Confidential conversations? With the social secretary? I didn’t even have time to pick my jaw up off the floor before Allahpundit jumped in with the appropriate level of snark.
The confidential “advice” to Obama in this case, presumably, was which fork to use for appetizers. To no one’s surprise, the fightin’ Democrats in Congress that screeched for years about executive secrecy and checks and balances under Bush ended up caving to The One here by declining to subpoena Rogers.
To get one thing clear here, the issue which has a bee in my bonnet has little or nothing to do with this specific investigation and the details of the party.

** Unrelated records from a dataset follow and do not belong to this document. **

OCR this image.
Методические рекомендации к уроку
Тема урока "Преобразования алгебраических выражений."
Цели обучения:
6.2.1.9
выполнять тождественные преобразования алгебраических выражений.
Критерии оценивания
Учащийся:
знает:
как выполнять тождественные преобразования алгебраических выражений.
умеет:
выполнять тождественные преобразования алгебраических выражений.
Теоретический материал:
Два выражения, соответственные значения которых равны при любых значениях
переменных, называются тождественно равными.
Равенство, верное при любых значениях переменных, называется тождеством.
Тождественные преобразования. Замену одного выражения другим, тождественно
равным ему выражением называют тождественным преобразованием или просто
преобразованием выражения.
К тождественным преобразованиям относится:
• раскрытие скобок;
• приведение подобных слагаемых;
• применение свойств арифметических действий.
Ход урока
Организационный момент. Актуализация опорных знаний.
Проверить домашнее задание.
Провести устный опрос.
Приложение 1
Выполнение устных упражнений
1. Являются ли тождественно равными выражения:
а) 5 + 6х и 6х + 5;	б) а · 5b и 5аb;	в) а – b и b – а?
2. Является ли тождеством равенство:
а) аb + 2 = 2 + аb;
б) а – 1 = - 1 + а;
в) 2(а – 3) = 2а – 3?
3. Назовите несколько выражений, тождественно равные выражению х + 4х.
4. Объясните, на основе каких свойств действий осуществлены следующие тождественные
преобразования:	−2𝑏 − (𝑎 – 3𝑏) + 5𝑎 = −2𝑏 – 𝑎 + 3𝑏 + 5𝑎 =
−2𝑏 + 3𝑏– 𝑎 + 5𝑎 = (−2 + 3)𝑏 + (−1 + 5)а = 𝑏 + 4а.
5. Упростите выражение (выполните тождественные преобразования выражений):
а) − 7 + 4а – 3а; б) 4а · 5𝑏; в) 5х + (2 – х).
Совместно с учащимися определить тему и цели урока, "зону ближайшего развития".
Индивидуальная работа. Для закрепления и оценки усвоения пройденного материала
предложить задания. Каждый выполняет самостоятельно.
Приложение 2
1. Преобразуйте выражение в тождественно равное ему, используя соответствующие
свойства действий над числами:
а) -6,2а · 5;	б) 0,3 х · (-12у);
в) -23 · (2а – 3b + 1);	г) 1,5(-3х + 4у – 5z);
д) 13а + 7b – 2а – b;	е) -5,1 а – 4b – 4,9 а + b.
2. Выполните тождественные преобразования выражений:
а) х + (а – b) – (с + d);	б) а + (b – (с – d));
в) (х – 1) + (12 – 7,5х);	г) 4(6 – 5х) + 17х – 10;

Some reality television hopefuls managed to crash the gate, the social secretary’s office screwed up and the Secret Service is taking the hit. There wasn’t much of a disaster here so long as they tighten up security protocols in the future.
The problem is, Congress “invited” (read: asked for) the testimony of a member of the President’s staff. I somehow doubt that the public answers of Desiree Rogers are going to be tipping off Osama bin Laden to our future plans. So you send her down to chat with Congress. That’s what you do. You let the people who elected you know what’s going on if they are interested, no matter how trivial the matter might be. This is how you build trust with us.
When you turn around and act – at least in some ways – dumber than the Bush administration by playing the Executive Privilege card for the woman who orders the shrimp cocktails, you make a complete joke of West Wing transparency. You know, my friend Ron Beasley has spent years and years trying to tell me that there’s really no difference between the two major parties. Oh, sure… there’s huge differences between what they say out on the campaign trail. Their talking points get spun into totally different and opposing games. But once they get in office… I think Ron may be on to something.